Mayor de Blasio Outlines Education Policies

NEW YORK (AP) —

Mayor Bill de Blasio is poised to unveil the next phase of his education agenda on Wednesday in a major speech that will tout his massive pre-kindergarten expansion as the foundation for a series of new policy initiatives aimed at improving standards and leveling the playing field for students in the nation’s largest school system.

De Blasio, in an exclusive interview with the Associated Press on Tuesday, said he would outline a series of expansive new proposals meant to achieve three major goals: to have all children reading by third grade, to improve on-time graduation rates and to give all students a shot at attending college.

And while the mayor’s primary audience will be the parents of the city’s 1.1 million students, he’ll also be using the speech to reiterate his case to the governor and lawmakers in Albany for more state education funding and a lengthy renewal of mayoral control of the public school system.

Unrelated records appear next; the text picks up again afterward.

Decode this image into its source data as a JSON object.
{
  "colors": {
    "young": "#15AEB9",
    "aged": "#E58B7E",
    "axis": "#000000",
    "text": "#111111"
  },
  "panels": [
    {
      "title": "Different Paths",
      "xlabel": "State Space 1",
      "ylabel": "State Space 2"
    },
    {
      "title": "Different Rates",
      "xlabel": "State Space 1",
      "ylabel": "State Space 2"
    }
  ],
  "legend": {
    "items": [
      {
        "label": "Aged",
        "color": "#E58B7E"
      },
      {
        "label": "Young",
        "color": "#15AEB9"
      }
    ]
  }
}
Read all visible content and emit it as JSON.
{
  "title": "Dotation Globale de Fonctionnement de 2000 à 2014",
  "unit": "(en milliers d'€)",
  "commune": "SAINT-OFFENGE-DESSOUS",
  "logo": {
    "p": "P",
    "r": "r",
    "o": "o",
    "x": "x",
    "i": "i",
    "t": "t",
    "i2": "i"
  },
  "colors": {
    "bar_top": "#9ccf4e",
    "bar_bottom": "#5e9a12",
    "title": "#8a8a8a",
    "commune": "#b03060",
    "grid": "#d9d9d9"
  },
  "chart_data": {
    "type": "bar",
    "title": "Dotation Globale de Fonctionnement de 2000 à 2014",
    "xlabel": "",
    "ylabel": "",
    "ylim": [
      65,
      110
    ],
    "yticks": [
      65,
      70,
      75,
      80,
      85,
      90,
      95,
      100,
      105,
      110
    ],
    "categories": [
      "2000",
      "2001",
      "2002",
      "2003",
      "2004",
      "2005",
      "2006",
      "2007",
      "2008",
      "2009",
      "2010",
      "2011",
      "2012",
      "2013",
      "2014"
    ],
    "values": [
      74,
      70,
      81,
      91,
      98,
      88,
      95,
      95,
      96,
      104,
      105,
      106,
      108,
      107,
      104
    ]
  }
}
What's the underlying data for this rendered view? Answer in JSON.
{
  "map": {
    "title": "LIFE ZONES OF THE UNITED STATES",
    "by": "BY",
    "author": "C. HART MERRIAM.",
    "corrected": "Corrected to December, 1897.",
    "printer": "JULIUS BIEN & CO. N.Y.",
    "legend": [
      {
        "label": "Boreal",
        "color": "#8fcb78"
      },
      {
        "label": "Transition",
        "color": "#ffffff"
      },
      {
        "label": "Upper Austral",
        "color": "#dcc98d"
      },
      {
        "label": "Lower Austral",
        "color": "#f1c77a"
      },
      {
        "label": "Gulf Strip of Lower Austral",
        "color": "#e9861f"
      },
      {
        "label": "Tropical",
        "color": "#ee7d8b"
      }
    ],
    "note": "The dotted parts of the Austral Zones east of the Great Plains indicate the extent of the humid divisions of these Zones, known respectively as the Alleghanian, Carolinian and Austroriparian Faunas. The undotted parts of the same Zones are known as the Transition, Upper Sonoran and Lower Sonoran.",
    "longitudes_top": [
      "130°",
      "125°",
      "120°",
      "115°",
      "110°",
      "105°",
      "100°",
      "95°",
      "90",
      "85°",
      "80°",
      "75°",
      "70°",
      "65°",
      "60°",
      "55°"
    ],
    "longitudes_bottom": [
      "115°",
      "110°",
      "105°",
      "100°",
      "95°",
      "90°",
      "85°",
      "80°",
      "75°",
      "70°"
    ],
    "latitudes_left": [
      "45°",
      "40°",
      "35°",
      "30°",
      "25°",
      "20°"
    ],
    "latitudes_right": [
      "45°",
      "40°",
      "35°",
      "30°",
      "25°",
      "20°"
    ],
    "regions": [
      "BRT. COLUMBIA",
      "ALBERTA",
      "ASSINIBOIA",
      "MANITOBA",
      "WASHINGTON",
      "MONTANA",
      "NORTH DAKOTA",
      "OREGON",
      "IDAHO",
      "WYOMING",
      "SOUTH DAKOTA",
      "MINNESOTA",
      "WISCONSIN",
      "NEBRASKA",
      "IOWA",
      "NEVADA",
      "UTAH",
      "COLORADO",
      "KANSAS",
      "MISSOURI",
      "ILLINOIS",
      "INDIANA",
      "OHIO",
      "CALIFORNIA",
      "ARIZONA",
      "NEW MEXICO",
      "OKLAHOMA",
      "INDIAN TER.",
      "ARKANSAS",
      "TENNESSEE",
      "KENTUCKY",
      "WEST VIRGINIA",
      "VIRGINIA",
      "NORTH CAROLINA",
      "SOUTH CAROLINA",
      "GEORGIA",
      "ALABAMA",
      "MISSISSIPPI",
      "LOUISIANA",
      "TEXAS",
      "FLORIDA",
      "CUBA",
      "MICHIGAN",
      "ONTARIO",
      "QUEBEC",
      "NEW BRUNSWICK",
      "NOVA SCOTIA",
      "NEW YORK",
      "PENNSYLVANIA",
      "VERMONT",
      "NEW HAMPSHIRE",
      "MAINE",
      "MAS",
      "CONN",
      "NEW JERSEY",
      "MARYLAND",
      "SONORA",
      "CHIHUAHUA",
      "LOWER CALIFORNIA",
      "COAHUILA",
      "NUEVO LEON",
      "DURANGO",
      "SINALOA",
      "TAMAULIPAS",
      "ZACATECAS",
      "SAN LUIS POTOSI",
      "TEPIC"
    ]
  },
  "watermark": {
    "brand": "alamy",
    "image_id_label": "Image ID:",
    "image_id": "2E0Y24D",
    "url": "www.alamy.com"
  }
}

“We’ve known for a long time we didn’t have equity in our school system. We literally said for generations, ‘That’s a good school, that’s a bad school.’ That’s not acceptable,” de Blasio told the AP at the Bronx Latin School, the planned site of his speech. “My goal is that every school and every child have what they need to succeed.”

The mayor plans to hold up his administration’s success in launching universal pre-K — there are now 65,000 4-year-olds in pre-K, more than the number of students in the entire Boston public school system — as evidence it’s able to tackle sweeping changes to the sprawling school system.

One new proposal is aimed at the early formative years of students’ lives to set them on track for later success. De Blasio, a Democrat serving his first term, will declare he wants all students to be reading at their grade level by the end of second grade. Currently, only 30 percent of city public school third-graders are proficient in reading, and experts have found reading level in the third grade is a strong predictor of reading proficiency in the eighth grade.

To bridge that gap, the city plans to hire reading specialists who will  focus on helping students become literate. Hiring for the specialists, which will eventually cost $75 million annually, will begin this spring for the most-needy elementary schools, and all will have one on staff by 2018.